Primitive Queue<any T> considerations

Thu Nov 19 00:20:21 UTC 2015

On Nov 18, 2015, at 3:47 PM, Vitaly Davidovich <vitalyd at gmail.com> wrote:
> By "touching the heap" I was referring to stack allocated value types getting boxed and roundtripped via the heap, not them being embedded in a heap object.

Right; you are saying that copies through stack and local slots should
not increase GC load.

> I have a ton of use cases where I'd like to do data encapsulation on-stack and have guarantees that storage is on stack; if JIT scalarizes across registers, I view that as an optimization.

In terms of the S/M/L size distinction:  That optimization will happen
mostly for "small" values, not so much for "medium", and not for "large".

> Most important is no heap allocation occurs.  If I give the JVM a 1000 byte struct, I expect it to grow the stack by that amount and copy it; if that overflows, send me a StackOverflowError, no problem.
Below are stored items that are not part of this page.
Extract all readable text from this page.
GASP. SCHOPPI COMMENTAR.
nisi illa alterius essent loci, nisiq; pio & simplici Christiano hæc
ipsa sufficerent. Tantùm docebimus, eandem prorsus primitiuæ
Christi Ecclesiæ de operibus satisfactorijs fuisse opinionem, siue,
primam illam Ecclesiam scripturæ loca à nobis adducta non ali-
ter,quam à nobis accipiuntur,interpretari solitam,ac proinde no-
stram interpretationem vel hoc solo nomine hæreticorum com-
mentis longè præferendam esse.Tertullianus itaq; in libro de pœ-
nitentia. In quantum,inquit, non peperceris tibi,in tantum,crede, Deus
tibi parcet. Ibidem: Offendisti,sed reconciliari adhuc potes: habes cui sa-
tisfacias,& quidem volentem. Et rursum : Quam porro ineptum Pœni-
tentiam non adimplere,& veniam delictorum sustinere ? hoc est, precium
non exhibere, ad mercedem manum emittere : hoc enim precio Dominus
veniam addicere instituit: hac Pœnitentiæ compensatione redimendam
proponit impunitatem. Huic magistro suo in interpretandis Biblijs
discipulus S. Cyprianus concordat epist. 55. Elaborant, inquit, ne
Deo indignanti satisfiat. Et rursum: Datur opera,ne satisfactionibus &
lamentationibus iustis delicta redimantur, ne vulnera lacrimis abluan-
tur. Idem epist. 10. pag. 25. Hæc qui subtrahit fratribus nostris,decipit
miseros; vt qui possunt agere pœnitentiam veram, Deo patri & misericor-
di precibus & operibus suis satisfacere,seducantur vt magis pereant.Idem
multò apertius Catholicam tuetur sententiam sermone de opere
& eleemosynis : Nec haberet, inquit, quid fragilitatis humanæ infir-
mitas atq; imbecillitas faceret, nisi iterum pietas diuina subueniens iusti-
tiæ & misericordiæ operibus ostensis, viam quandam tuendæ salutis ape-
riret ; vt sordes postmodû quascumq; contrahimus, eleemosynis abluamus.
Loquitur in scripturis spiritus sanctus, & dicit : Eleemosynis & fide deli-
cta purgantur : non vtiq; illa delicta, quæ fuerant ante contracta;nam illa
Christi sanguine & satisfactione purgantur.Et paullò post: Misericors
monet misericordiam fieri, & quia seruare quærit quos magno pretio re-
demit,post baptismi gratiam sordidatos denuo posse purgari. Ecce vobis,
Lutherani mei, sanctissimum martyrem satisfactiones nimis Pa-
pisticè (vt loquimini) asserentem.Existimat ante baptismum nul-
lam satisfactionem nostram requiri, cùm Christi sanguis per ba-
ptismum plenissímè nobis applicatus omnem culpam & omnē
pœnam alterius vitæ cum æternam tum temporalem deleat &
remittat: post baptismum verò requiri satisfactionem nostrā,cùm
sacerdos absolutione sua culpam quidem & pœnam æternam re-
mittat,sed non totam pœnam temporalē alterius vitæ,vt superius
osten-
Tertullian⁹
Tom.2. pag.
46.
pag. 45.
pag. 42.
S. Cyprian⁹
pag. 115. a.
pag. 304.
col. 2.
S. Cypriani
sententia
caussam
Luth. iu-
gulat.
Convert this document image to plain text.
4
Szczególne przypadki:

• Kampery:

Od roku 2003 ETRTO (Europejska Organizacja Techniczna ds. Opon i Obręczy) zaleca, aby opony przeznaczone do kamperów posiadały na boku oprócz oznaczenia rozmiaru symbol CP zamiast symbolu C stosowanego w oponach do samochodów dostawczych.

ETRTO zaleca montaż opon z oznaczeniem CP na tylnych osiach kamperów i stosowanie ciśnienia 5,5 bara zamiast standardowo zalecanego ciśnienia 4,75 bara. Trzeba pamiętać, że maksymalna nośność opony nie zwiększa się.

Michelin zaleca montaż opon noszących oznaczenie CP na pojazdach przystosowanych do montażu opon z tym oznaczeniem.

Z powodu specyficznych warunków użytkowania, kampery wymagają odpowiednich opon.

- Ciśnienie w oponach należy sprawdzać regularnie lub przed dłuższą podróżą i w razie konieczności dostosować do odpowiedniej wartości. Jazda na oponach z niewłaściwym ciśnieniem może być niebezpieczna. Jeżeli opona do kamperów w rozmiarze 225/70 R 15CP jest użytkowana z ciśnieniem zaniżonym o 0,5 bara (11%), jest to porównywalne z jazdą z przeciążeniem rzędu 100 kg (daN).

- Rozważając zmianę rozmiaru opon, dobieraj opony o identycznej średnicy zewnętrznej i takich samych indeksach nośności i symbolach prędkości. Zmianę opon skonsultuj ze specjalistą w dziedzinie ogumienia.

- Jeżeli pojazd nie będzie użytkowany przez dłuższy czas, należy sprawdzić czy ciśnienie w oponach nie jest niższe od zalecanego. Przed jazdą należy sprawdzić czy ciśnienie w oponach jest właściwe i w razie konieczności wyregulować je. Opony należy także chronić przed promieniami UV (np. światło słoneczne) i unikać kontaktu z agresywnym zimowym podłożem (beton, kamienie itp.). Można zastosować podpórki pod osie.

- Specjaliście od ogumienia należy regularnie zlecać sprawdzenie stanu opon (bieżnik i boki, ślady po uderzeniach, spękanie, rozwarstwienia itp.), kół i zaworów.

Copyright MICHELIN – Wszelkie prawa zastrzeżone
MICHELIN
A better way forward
Just to be clear:  We are not designing the value type system to support
1000 byte structs.  If we get good enough results, those guys will benefit,
but IMO it won't be a showstopper if 1000 byte structs are kind of slow
when stored in values.  The deep reason for this is that a 1-word or
10-word value is much flatter than the corresponding object, but a
1000 byte value is slightly flatter (1-6%) than the corresponding object.
By that I mean the memory overhead due to the 12-byte header,
and the cache traffic overhead due to having to do an extra load
to get the pointer, are incrementally small compared to the 1000 bytes.

> Mind you, I (and I'm sure others) have no plans of 1000 byte structs,
(Thank you!)

> but I can easily see some, not many, that are in the 64-128 byte range.  I'd like this to work just like if I had written a method accepting 8-16 individual long arguments.
I agree.  Those are the "medium" size range.  To make another
useful distinction:  Medium values might be "buffered" via an
indirection somewhere (probably thread-local), but will not usually
be "boxed" on the heap where the GC would have to delete them.
> The overarching theme here is I'd like to use the stack a lot more, for ephemeral/temp storage, and have that guaranteed rather than hope and pray escape analysis does its thing.  I don't want TLAB or some other thread local heap segment, I want the stack to be my TLAB :).
> 
I agree with this theme, but watch out:  If you want *mutable* ephemeral
storage, and if you want to write *methods* which manipulate parts of
this storage inside an abstraction, you will need at a small GC-able
object per abstraction instance, even if most of the state is "auto"
storage class. 

And, you will need something new, the ability to refer to the storage
block (on stack) safely from methods.  Fortunately, we are building
such things (see discussions on the stack walk API, which reads
pointers into the thread, or java.nicl.Scope in Panama which will
wrap "auto" storage class variables).

This desire to have mutable on-stack abstractions is sharply at odds
with the desire to have sharable, immutable on-heap abstractions.
It is the root (or one of the roots) of the long-running argument about
whether value fields should be mutable.  The only simple, tractable
answer is "no", which means we need to find workarounds for
folks that want on-stack iterators, etc.

— John